While mom had turned to online groups and had stopped going to in person groups, I had turned my attention to playwriting and joined the Playwrights Center of San Francisco and all of my writing community was in person. For the last decade and a half, I’ve not really participated in writers groups online. It’s been more about promoting our shows and sometimes each others as well. There are formal channels to connect like New Play Exchange and Howlround, but the informal ones on FB and LinkedIn or etc. haven’t been a good fit for me.
I’ve been a little surprised by my excitement for the posts on Twitter this last week when someone put out a call for writers to follow each other, to post about writers we should follow. And the response was huge. I watched it warily for a few days and lurked before tentatively raising my hand and selectively following a few people. Would it just be another hashtag trend, where we’d go back to just posting into the ether? And I suspect for many it will be a little blip in their experience. But for some, there are deeper connections being made, obvious writer-mind-melds happening. It’s nothing like the old AOL village forum, but I see in the threads and postings a glimmer of it, something approaching a modern version, a descendent. Kind of like those random long-lost-no-one-knew-about-relatives that pop up on soap operas to stir the pot, change things up a bit, who eventually settle into the storyline as if they’ve always been there.

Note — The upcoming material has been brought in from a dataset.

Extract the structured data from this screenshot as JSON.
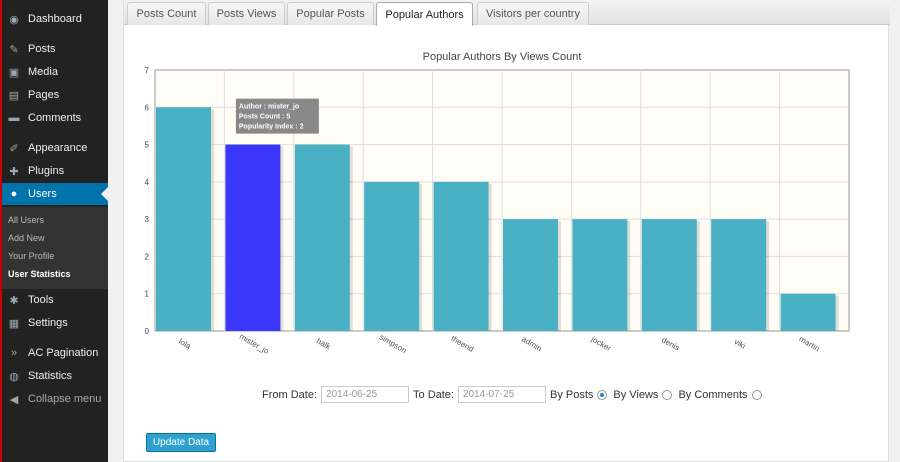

I imagine little naturally forming groupings of writers who will continue to connect, chat, check-in with each other, share, play, encourage, celebrate, and support. I really hope it does take hold and last. I’ve never really stopped mourning the loss of that weird and inexplicable group of people on the other end of the modem line.
What would we call a group of writers? Birds are a flock, bovines are a herd, crows are a murder …. are writers a klatch? A klatch of writers? This will ping around in my head at the wee hours of the morning, I know it.
Anyway, I hope you and I find our group, the ones who grock us, our klatch.
*On a side note, my mom used dial up for a long time and would spend so much time on the Craigs List forum that sometimes I’d have to go to a cafe, login and post “HEY MOM, I’m here, but your doorbell is broken and you’re online so I can’t ring through. Let me in!” So I guess in a way I helped balance out that awkward introduction she’d given me.